HURTSS ME MERY MORE THAN CAN NO

NO HELP NO HELLP ME

She laid down the sheet of paper and tore another from her pad, the pad she used for her afternoon lessons, spelling and arithmetic, and she slid it beneath the door to Avery.

“Avery, you knew you couldn’t bear the key. You knew it had to be me or mother, didn’t you? That it had to be a woman?”

Again the scritching, and the paper came back to her even stickier than before.

HAD TO TRY MOTER WOULD NOT LISSEN SO

I HAD TOO TRIE

“Oh, Avery,” Meredith said. “I’m sorry,” speaking so quietly that she prayed he would not hear, and there were tears in her eyes, hot and bitter. A kind of anger and a kind of sorrow in her heart that she’d never known before, anger and sorrow blooming in her to be fused through some alchemy of the soul, and by that fusion be transformed into a pure and golden hate.
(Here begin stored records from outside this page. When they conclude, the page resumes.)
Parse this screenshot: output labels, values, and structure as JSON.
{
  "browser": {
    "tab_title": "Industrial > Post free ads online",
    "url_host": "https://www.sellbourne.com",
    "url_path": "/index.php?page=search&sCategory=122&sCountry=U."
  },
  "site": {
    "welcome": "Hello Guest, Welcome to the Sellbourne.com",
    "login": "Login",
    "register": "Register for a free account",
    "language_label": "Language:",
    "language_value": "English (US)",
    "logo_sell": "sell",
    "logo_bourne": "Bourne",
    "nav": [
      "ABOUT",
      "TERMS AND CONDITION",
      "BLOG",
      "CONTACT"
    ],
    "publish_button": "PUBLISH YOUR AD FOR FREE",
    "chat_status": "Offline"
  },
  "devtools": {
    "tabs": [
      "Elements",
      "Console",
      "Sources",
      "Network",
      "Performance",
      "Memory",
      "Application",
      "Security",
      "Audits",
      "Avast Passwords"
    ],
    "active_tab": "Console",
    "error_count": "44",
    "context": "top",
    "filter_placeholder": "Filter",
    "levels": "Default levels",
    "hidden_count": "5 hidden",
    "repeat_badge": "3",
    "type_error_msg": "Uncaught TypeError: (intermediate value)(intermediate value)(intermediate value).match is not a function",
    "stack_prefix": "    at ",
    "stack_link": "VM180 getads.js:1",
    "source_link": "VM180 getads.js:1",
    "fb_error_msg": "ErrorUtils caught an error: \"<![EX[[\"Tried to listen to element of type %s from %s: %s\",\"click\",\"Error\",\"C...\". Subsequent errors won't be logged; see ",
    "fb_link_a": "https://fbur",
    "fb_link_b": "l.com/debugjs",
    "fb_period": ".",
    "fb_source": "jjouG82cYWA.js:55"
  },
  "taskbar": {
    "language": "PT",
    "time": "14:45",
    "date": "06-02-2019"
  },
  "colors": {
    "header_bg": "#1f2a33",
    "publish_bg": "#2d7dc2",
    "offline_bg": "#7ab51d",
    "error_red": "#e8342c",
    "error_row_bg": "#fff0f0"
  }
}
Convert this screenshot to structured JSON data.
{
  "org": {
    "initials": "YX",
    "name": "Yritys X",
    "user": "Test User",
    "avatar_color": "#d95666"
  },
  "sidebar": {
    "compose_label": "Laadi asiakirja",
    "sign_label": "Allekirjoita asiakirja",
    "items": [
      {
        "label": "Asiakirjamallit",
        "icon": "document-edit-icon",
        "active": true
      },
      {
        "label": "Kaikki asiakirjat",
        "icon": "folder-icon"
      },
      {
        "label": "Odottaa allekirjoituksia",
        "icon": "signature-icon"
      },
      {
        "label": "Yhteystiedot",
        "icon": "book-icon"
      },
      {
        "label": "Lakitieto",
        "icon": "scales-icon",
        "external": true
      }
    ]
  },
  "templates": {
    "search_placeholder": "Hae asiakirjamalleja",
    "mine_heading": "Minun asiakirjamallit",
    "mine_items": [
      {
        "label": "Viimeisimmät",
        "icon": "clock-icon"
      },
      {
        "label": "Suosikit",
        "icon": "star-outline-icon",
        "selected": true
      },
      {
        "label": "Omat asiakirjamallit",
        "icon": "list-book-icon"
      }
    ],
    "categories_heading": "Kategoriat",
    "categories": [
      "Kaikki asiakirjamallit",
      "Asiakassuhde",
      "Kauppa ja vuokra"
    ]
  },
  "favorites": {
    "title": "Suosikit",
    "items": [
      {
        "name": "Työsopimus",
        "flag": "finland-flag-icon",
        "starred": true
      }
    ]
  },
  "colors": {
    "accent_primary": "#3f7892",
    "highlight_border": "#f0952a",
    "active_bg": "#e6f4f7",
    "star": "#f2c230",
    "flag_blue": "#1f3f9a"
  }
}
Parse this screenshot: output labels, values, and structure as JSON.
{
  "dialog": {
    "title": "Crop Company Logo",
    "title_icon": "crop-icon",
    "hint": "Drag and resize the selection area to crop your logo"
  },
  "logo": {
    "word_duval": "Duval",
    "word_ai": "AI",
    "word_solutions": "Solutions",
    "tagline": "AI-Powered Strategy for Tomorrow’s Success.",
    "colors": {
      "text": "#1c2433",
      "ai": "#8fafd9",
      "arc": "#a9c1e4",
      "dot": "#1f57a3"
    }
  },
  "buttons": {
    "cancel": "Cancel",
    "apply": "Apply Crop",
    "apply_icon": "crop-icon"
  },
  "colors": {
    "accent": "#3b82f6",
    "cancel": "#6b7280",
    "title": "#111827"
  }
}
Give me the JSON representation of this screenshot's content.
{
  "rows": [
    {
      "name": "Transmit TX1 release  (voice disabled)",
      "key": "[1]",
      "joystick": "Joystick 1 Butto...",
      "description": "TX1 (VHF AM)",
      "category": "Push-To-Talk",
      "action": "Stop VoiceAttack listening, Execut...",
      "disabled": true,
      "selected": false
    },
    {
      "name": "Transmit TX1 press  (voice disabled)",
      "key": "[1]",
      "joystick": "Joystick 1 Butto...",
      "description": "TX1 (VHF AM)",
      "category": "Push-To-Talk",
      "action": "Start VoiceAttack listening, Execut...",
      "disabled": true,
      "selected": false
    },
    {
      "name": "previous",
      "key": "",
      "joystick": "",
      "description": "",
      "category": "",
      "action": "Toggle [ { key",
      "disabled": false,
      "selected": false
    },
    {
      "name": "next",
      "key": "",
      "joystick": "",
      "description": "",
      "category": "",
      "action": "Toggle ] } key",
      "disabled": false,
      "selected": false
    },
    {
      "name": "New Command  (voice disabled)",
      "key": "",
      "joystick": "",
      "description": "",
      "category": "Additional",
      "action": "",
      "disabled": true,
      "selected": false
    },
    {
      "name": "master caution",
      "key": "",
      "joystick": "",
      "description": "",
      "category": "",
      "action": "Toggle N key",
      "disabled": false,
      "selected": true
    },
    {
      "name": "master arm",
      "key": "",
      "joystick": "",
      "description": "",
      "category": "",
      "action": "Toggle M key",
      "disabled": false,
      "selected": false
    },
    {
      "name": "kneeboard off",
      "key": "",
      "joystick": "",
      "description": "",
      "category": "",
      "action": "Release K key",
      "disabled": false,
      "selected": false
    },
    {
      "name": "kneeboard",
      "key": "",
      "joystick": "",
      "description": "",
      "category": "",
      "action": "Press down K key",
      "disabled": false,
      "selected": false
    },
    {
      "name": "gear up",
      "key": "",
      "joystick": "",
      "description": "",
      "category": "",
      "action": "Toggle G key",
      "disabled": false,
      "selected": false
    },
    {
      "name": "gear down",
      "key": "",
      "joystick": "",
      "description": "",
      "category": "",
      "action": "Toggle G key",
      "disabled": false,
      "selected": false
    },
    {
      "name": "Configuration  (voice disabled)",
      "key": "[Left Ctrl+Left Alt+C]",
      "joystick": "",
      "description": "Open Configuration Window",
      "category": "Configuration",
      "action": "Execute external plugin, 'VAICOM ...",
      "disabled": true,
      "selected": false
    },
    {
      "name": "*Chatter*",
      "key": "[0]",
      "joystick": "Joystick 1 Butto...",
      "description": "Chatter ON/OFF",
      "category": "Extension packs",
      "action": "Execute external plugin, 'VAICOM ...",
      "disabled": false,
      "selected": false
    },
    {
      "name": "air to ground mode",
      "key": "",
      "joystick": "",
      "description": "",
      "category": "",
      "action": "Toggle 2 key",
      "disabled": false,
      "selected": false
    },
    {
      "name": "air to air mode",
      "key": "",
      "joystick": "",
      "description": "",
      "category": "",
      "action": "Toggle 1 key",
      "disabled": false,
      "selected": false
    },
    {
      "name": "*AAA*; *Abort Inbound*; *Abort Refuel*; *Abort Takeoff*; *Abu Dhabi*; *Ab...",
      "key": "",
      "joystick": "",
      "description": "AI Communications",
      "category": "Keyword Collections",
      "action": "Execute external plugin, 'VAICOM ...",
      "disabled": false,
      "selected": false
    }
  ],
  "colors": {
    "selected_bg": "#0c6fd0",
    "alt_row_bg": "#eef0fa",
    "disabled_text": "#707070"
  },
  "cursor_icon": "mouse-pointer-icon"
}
She tore another page from the pad and slipped it through the crack between the floor and the attic door.

“I need to know what to do, Avery. I’m reading the newspapers, but I don’t understand it all. Everyone seems think war is coming soon, because of the assassination in Sarajevo, because of the Kaiser, but I don’t understand it all.”

It was a long time before the paper came back to her, smeared with slime and stinking of corruption, maybe five minutes of Avery’s scritching and his silent pauses between the scritching. This time the page was covered from top to bottom with his clumsy scrawl.

TO LATE IF TO STOP WAR TOO LATE NOW

WAR IS COMING NOW CANT STP THAT MERRY

ALL SET IN MOTION NINTH WAVE REMEMBER?

BUT MERY YOU CAN DONT LISSEN TO FADER

YOU CAN HOLD NINE THEE LINE STILL TYME

YOU OR MOTHER KIN HOLD THEE LIN STILL

IT DOEZ NOT HALF TO BE THE LADST WAR

When she finished reading and then re-reading twice again everything Avery had written, Meredith lay the sheet of paper down on top of the other two and wiped her hand on the floor until it didn’t feel quite so slimy anymore. By the yellow-white light of the candle, her hand shimmered as though she’d been carrying around one of the big banana slugs that lived in the forest. She quickly ripped another page from the writing pad and passed it under the door. This time she felt it snatched from her fingers, and the scritching began immediately. It came back to her only a few seconds later and the pencil with it, the tip ground away to nothing.